Zoomlion shares rise after reporter admits to writing false articles

Analysts still concerned over the large number of customers who have yet to pay their bills

PUBLISHED : Tuesday, 29 October, 2013, 2:42am
UPDATED : Tuesday, 29 October, 2013, 11:24am

The shares of Zoomlion Heavy Industry Science and Technology rallied yesterday, after a reporter confessed on mainland television that he had accepted bribes to write negative reports about the machinery maker.

Despite the stock's recovery, some analysts still expressed concern about the company, pointing to the large amount of money in unpaid bills its customers owe the company.

Zoomlion's Hong Kong share price rose 9.6 per cent to an intraday high of HK$7.34 yesterday before closing at HK$7.02, up 4.8 per cent from Friday. About 28.58 million shares changed hands in Hong Kong in the heaviest trading in weeks. On the Shenzhen stock exchange, 187.96 million Zoomlion shares changed hands.

Zoomlion's Shenzhen share price rose 9.4 per cent to 5.96 yuan yesterday.

On Saturday, Chen Yongzhou , a reporter with New Express, a Guangzhou newspaper, confessed on state television that he accepted bribes to write unverified articles critical of Zoomlion, in which the state owns a substantial minority stake. In September, Zoomlion filed a report with mainland police accusing New Express of defamation, investment bank RHB OSK said in a report.

Watch: Detained Chinese journalist confesses on China state TV

Still, there are genuine concerns about the company. An HSBC report said a key downside risk for Zoomlion was "higher provisions for doubtful debt of receivables".

A receivable is generated when a company sells products to a customer, but the customer has not yet paid the company. Sometimes a company will sell the receivable, essentially an IOU, to a bank, usually at a discount. In that case, the receivable is said to be "factored".

A JP Morgan report said Zoomlion boosted its reported operating cash flow in the first half by "factoring" 8.9 billion yuan of its receivables, equal to 44 per cent of its revenue of 20.17 billion yuan (HK$25.54 billion) during that period. This suggests that a significant portion of customers were not in a position to immediately pay their bills.

"Stripping this out, the underlying business is still not generating cash.
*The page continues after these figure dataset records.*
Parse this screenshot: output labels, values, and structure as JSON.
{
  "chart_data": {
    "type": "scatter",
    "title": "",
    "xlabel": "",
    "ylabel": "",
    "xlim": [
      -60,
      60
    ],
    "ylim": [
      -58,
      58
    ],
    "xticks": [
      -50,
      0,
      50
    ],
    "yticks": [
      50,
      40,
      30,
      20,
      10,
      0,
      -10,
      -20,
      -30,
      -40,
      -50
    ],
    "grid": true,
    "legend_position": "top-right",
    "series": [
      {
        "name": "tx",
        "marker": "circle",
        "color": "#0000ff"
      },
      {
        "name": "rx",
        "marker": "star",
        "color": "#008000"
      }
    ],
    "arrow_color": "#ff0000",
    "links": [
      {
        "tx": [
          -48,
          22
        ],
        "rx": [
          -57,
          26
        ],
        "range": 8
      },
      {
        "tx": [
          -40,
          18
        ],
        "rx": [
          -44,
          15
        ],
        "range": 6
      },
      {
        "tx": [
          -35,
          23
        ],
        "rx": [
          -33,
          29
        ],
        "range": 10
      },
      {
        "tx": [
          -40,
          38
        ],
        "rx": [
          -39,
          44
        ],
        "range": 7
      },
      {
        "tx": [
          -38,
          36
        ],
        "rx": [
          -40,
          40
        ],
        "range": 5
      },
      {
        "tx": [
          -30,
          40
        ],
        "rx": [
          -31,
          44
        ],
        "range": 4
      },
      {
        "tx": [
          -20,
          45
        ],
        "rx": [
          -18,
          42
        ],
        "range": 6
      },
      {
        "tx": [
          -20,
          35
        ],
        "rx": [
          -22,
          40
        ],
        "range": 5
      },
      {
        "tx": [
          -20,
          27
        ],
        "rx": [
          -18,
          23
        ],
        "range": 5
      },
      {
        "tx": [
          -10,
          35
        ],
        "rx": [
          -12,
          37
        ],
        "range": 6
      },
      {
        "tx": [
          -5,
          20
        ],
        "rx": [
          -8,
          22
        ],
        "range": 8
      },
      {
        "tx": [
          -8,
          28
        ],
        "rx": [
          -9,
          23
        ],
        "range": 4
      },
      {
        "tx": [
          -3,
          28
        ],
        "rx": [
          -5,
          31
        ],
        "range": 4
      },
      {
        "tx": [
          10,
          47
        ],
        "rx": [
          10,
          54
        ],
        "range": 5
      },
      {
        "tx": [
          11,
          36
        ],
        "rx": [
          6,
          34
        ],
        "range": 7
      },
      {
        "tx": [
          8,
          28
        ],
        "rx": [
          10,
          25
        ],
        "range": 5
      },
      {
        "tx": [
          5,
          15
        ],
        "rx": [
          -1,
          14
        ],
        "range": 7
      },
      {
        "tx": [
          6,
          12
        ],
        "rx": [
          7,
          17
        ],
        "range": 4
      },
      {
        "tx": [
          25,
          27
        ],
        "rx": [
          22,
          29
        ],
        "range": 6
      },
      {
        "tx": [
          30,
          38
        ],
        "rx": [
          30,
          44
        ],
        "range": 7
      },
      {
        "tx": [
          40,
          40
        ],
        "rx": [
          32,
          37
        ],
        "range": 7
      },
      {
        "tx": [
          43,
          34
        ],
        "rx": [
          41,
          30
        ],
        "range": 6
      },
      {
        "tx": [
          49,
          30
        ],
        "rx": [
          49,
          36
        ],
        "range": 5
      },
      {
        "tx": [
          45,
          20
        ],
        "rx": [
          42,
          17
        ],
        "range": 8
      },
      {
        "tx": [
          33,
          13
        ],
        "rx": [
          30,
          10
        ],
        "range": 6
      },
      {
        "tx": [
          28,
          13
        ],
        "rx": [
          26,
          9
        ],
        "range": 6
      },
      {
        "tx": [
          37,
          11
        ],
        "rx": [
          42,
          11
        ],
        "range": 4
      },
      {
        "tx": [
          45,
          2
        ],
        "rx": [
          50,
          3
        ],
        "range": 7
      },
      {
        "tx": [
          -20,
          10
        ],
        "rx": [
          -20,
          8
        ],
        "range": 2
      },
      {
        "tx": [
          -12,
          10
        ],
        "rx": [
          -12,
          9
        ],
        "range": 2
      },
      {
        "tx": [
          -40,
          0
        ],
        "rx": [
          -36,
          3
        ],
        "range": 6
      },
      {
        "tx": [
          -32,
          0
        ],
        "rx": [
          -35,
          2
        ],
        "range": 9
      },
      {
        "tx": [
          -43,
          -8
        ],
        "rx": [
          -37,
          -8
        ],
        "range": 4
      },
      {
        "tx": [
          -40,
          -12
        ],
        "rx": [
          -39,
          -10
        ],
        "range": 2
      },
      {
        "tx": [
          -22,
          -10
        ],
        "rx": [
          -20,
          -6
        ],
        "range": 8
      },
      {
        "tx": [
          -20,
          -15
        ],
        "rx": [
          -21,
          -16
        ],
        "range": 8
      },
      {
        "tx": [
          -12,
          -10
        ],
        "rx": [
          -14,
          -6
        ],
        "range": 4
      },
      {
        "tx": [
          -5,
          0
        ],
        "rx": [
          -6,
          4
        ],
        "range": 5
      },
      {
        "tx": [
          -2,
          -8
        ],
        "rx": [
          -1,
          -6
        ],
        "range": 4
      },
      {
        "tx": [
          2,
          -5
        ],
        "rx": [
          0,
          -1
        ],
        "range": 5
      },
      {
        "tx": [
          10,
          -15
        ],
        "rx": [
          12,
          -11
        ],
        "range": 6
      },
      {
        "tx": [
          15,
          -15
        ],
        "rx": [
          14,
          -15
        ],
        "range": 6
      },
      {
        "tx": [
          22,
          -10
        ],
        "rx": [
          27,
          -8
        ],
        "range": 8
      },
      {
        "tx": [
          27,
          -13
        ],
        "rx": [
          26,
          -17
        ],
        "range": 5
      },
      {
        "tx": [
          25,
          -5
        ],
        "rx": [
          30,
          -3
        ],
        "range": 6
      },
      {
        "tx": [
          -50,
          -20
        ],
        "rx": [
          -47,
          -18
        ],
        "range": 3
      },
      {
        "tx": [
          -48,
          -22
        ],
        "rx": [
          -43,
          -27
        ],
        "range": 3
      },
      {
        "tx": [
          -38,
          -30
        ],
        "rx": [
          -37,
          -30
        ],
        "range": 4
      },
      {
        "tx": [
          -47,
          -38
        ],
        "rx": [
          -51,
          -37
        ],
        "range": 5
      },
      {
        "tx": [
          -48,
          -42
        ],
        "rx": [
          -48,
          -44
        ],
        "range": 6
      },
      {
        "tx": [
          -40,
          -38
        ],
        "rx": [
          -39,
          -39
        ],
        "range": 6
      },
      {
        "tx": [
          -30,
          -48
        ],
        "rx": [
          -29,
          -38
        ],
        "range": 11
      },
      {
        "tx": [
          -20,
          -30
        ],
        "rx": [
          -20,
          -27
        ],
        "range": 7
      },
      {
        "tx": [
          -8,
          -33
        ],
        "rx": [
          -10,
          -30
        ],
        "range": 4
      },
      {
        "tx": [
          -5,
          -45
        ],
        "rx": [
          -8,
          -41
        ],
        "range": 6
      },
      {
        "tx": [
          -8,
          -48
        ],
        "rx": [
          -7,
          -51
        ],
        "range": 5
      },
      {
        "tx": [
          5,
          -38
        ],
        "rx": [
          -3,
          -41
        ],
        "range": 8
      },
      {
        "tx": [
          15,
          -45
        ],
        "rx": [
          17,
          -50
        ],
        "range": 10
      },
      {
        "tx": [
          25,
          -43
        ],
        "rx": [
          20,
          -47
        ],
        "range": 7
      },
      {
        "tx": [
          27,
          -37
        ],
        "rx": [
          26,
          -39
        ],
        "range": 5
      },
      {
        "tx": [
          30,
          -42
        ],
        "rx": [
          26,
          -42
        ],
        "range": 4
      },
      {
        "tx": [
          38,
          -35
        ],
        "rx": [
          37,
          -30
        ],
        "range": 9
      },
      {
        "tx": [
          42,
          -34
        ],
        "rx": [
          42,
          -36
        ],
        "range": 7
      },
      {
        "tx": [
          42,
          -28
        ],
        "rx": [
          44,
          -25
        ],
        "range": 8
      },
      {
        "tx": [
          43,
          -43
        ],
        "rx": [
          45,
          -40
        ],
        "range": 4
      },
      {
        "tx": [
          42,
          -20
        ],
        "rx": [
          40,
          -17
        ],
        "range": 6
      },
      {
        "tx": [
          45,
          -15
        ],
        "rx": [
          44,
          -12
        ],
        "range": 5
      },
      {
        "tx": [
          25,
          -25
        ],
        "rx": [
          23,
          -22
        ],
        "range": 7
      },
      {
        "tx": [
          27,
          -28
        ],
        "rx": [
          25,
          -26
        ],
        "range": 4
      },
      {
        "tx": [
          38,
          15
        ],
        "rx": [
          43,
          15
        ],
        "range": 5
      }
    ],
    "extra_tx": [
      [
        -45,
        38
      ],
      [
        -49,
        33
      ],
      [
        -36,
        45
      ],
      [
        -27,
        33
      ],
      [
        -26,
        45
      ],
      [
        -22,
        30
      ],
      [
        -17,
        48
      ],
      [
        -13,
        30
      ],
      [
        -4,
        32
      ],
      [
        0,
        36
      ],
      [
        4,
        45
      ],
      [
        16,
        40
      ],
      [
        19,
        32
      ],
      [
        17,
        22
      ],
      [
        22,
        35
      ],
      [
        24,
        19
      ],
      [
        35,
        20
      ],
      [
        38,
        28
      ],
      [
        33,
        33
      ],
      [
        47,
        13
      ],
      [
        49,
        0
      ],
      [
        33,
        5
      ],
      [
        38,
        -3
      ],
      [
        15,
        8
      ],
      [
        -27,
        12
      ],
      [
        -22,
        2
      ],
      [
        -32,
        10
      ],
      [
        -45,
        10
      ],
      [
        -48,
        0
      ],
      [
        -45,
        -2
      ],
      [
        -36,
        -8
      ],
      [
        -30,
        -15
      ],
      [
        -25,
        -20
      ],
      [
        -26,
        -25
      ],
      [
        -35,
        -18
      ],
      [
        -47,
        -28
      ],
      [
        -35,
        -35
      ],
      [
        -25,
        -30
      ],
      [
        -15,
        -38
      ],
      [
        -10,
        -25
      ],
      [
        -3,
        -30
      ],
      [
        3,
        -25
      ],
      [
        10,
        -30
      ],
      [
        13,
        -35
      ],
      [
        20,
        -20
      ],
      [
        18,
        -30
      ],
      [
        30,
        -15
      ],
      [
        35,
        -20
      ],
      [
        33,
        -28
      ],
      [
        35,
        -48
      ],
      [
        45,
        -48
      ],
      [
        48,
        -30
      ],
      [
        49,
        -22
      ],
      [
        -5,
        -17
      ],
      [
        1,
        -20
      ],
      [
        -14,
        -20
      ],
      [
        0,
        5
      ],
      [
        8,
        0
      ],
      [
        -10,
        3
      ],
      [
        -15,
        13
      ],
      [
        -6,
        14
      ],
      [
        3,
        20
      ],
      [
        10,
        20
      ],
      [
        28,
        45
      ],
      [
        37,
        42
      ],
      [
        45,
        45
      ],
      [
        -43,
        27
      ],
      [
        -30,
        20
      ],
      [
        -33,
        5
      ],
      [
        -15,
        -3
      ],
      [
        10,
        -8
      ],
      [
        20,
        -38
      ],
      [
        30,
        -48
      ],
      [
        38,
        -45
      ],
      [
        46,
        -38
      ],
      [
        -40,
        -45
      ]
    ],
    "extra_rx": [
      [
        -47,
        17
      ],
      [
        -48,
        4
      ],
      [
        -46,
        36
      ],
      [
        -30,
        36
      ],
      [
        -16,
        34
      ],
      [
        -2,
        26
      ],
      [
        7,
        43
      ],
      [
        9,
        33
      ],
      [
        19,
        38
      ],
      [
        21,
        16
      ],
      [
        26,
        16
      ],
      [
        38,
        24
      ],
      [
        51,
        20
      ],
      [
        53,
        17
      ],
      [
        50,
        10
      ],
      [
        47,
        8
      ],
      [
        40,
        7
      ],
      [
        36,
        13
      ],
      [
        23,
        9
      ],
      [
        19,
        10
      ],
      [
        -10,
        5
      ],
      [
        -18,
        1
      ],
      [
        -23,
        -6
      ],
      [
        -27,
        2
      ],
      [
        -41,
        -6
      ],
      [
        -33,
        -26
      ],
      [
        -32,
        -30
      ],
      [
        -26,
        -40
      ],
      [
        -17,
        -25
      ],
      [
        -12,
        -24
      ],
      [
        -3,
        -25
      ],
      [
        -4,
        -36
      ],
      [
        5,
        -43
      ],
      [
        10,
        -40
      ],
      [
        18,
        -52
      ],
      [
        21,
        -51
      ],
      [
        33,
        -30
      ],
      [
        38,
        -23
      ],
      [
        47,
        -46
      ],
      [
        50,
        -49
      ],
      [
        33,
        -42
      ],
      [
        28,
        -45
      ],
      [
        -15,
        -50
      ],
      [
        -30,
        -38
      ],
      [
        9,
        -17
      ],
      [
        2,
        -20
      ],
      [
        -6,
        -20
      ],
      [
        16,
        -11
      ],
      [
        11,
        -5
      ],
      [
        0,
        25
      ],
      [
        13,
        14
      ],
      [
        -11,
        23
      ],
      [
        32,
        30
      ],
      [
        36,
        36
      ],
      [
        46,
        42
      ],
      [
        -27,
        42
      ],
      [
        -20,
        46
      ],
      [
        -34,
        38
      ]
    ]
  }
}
More worrisome is the sharply rising past-due ratio," said JP Morgan, referring to the percentage of receivables past their collection deadlines. Zoomlion's past-due ratio tripled to 15 per cent on June 30 from 5 per cent a year earlier.

The rising past-due ratio will hurt Zoomlion's future profits, said HSBC, which recently cut its forecast for Zoomlion's earnings per share for this year by 3.9 per cent to 0.66 yuan.

"The company's second-quarter peak-season earnings were worse than expected. The second-quarter sales were weaker than our expectation," HSBC said.

Joe Chan, an RHB OSK analyst, said: "The market is not happy with Zoomlion's sales policy. The market found its cash flow actually declined. We have been holding the view that the company has not been involved in any false sales, because we trust the company's auditors."

The RHB OSK report said: "Although the latest development is positive for Zoomlion in the short term, we have yet to see a recovery in concrete machinery demand. The company is set to release its third-quarter results this Wednesday and we are not expecting [them to be exciting]."